Sometimes reading forecasts from great and virtuous groups such as the International Monetary Fund has to be done with a deal of scepticism — mostly because they are imprecise like all forecasts, but masquerade as something almost Swiss clock-like. Every forecast change, as we received overnight, means the previous prognostication was wrong. But in this case, the start of year update to the IMF’s World Economic Outlook of a cut of 0.1% to its forecasts for this year and next hardly justified the attention it received, especially the concentration on the cuts.

While “small trim” would be a better description, the reporting in some outlets, such as the Financial Times or CNBC, had a gloomy tone to it. But when you looked at what the IMF actually reported on its website, you find the fund is actually a bit more positive than those reports suggest. The IMF sees more on the upside than the downside, which is something of a change from its commentaries in the past couple of years.

“Global growth will strengthen gradually in 2013,” said the IMF, as the constraints on economic activity start to ease this year. But the recovery is slow, and the report stressed that policies must address downside risks to bolster growth.
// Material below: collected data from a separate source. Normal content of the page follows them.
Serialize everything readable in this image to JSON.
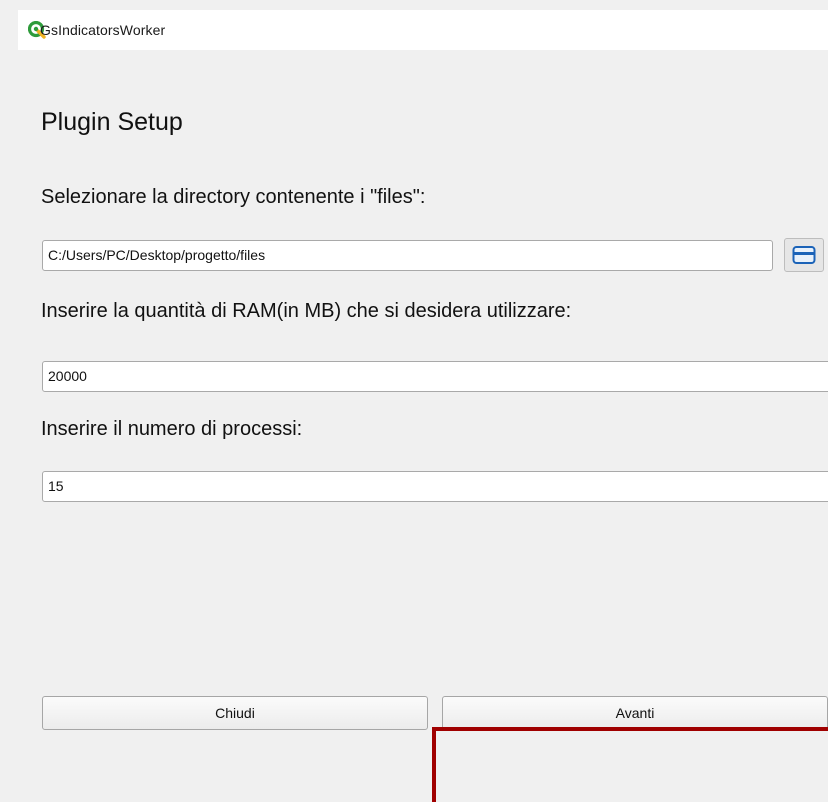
{
  "window": {
    "title": "GsIndicatorsWorker",
    "app_icon": "qgis-icon"
  },
  "page": {
    "heading": "Plugin Setup"
  },
  "files_dir": {
    "label": "Selezionare la directory contenente i \"files\":",
    "value": "C:/Users/PC/Desktop/progetto/files",
    "browse_icon": "folder-icon"
  },
  "ram": {
    "label": "Inserire la quantità di RAM(in MB) che si desidera utilizzare:",
    "value": "20000"
  },
  "processes": {
    "label": "Inserire il numero di processi:",
    "value": "15"
  },
  "buttons": {
    "close_label": "Chiudi",
    "next_label": "Avanti"
  },
  "colors": {
    "highlight": "#a00000",
    "qgis_green": "#2e9b3b"
  }
}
In fact the trimming of the October forecast was down to the eurozone contracting by 0.2% this year instead of growing by 0.2% as forecast back in October. That hardly justifies the tone of some of the stories. It’s a tiny tidying up, the smallest bit of forecasting housekeeping you can have.
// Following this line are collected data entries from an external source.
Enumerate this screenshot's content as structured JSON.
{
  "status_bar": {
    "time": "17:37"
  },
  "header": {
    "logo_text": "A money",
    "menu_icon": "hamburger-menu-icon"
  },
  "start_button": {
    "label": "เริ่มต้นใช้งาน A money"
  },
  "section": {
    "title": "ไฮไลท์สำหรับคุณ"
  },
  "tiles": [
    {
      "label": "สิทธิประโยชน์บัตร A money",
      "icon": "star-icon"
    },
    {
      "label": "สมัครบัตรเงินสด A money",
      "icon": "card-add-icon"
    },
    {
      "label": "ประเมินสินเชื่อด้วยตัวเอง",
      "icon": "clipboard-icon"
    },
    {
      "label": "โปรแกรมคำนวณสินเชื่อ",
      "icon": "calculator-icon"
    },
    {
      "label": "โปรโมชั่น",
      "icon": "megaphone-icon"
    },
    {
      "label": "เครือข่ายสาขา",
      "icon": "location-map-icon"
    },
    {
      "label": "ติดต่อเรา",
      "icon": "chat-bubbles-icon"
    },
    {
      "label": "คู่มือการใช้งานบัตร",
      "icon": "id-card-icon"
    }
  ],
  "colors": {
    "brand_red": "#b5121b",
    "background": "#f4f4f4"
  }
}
But some reports allowed that to obscure the more optimistic tone to the fund’s comments, that it sees global growth edging higher this year, and perhaps doing a bit more than it believes. So stand by for an upgrade in the forecast in the big set piece World Economic Outlook to be issued in April if we don’t get any problems between now and then (the US and Italy for instance?).

To add to its more optimistic tone, the fund said that “crisis risks are abating, although downside risks remain significant” and “emerging markets, developing countries, United States, will be the main sources of growth”.
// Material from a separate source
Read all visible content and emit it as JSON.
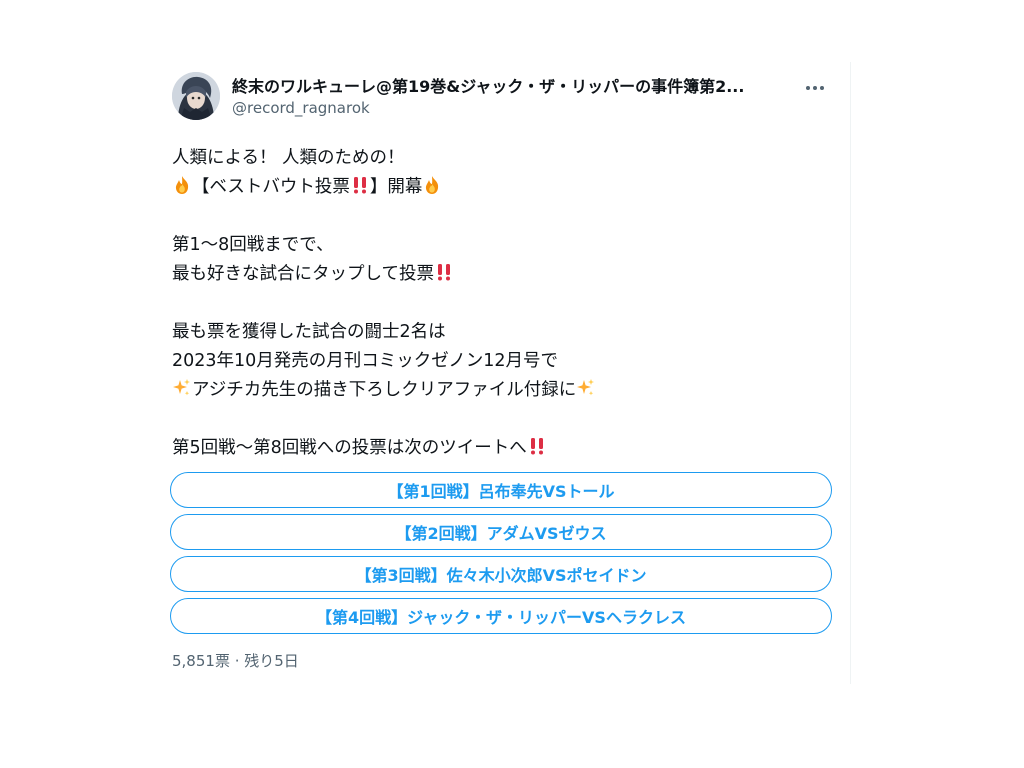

“Policy actions have lowered acute crisis risks in the euro area and the United States,” the report noted. “Japan’s stimulus plans will help boost growth in the near term, pulling the country out of a short-lived recession. Effective policies have also helped support a modest growth pickup in some emerging market and developing economies. And recovery in the United States remains broadly on track.”

Global growth of 3.5% (up from 3.2% in 2012) is still pretty solid given the problematic state of the eurozone and the rising possibility that Britain could be the destabilising factor in the next couple of years and not Italy (but wait until the results of next month’s poll), France or Greece (again). Prime Minister David Cameron’s long awaited speech overnight on his country’s future with the EU means the UK will now increasingly be seen as the unhappy man of Europe and the most likely to leave, with all the problems that will cause.

Still the outlook for the world economy seems stronger than at any time in the past three years, judging by comments from the great and good in talkfest headquarters at Davos in Switzerland this week. And even on the eurozone, the IMF’s outlooks is more optimistic than it has been in over two years. Yes, it sees the euro area being the main drag on global growth, with those continuing concerns. But it also sees growth there edging higher towards the end of the year and growing by 1% in 2014. That Italy will contract by 1% is the standout forecast and confirms it is now the sickest of the world’s major economies.

The fund sees emerging markets growing by a solid 5.5% this year, and 5.9% in 2014, with China leading the way with growth rising to 8.2% in 2013 and 8.5% in 2014. Developed economies are forecast to stagger along at an annual 1.4% this year, jumping to 2.2% next year. That’s good news for Australia.